A bit later, Reid competed simultaneously with his brother, Eric, in the nail driving competition. Like Otteson, Eric looked the part more than Josh did, and he also has the record to show for it. Eric Reid finished second in discus and third in shot put at the 1A Southern Regional meet and owns a personal best of 34-8 in the shot put.

But it was Josh — who plays football, basketball and baseball — who came out ahead with a time of 14.97 seconds, just more than 4 seconds better than Eric’s 19.03. But Otteson beat them both, finishing his nail in 11.22.

Another but much younger veteran of the junior championships is Carson Grigory, who at 7 years old already had a mucking title to his name. He sheepishly admitted that he “kind of” expected to win again, and he did just that.

With his long hair flying, Grigory shoveled furiously to fill his ore cart in 29.47 seconds, edging runner-up Kyler Otteson’s 32.72. Unlike his older counterpart, Grigory had a strategy.

“I only got the big scoops,” he said. “I always try to go down and get big scoops. Me and my brother love going outside in our front yard. We always start to dig, and we try to make a lot of cool things.”

Also pretty cool were the $5 and silver coin he won for his effort.

The junior mining championships were hosted by the Central Nevada Grange, and organizers thanked Bill and Amy Dowers and Eason Insurance for their support.

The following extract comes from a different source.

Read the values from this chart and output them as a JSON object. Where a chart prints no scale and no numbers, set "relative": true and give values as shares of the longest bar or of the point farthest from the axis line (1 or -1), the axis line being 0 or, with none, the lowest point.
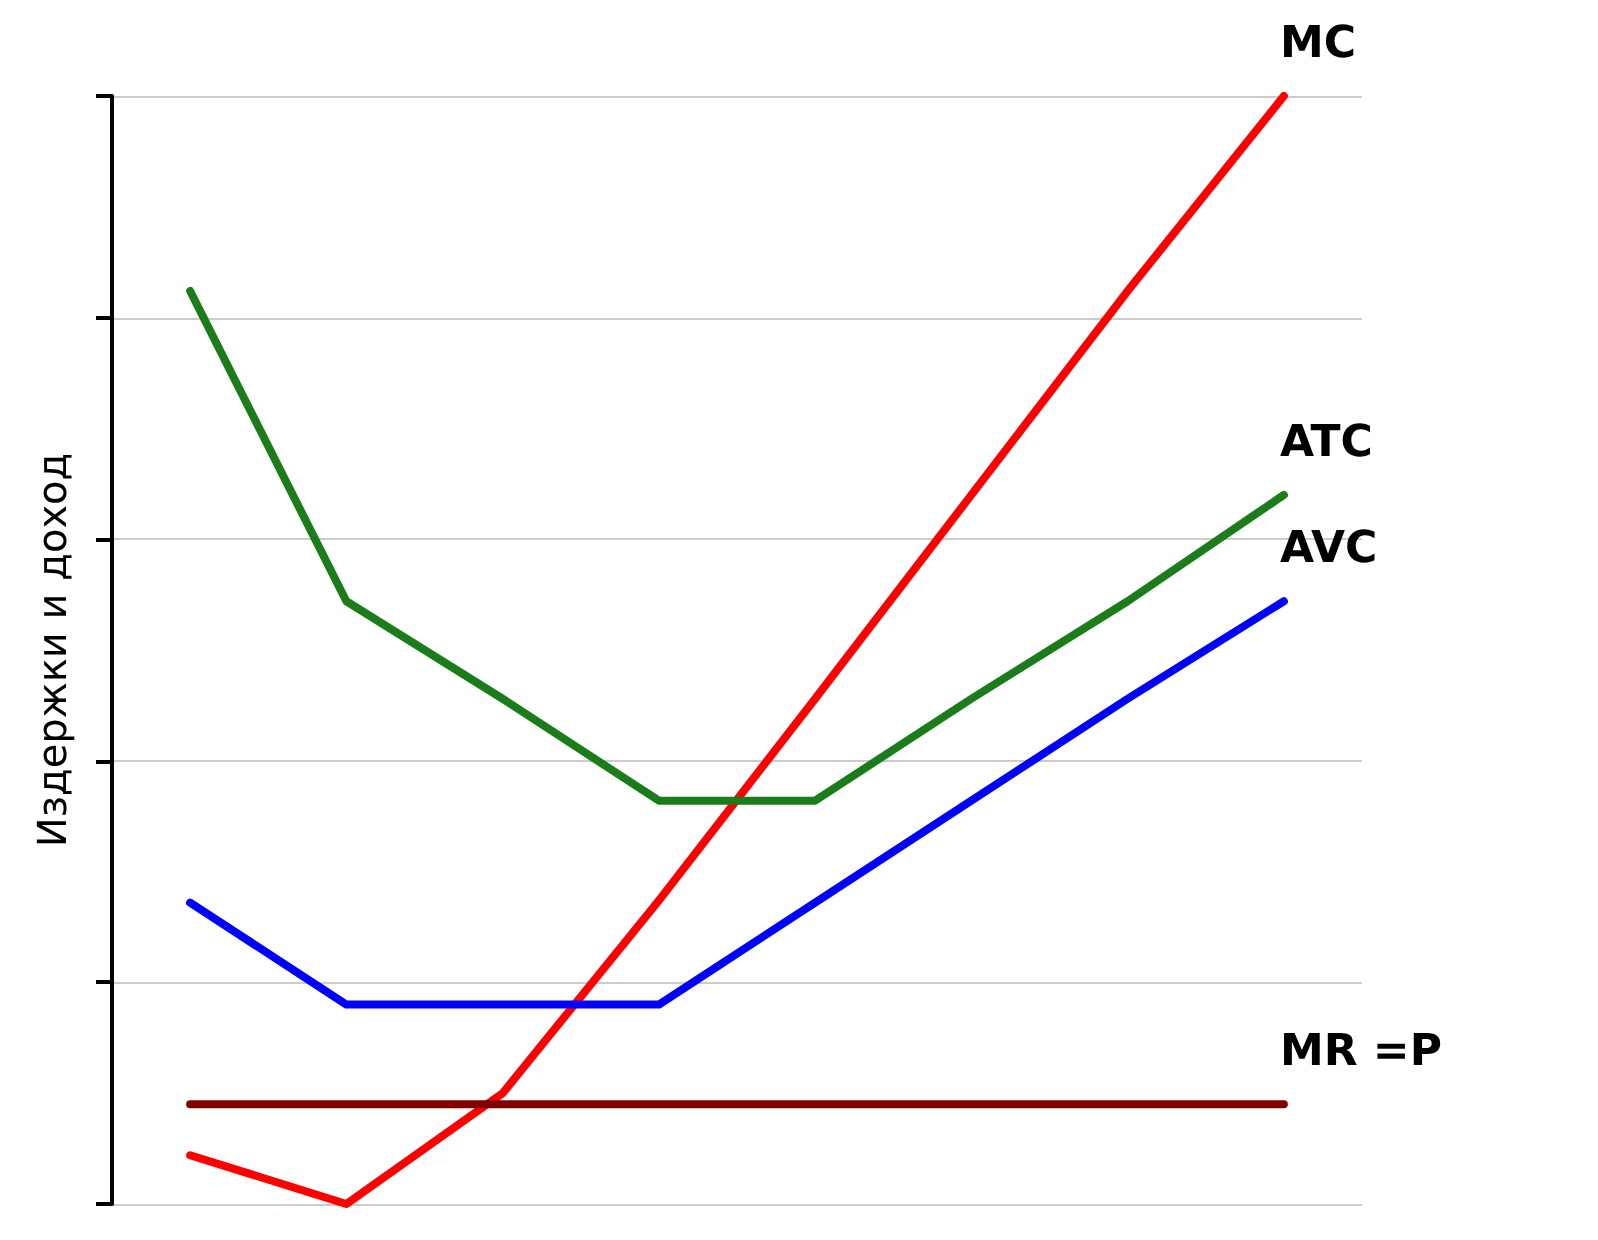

While the mining contests were going on at the Elks Lodge, Joe Friel Sports Complex was hosting a second day of horseshoes competition. Saturday brought a singles tournament sanctioned by the Nevada State Horseshoe Pitching Association, while a more casual, unsanctioned doubles tournament was on the agenda Sunday.

The tournaments drew pitchers from Tonopah, Pahrump, Mount Charleston, Las Vegas and Reno as well as Kingman, Arizona and Bishop, California.

“The event was a big success compared to two years ago when we only had maybe about 10 players and it wasn’t sanctioned,” NSHPA President Lathan Dilger said.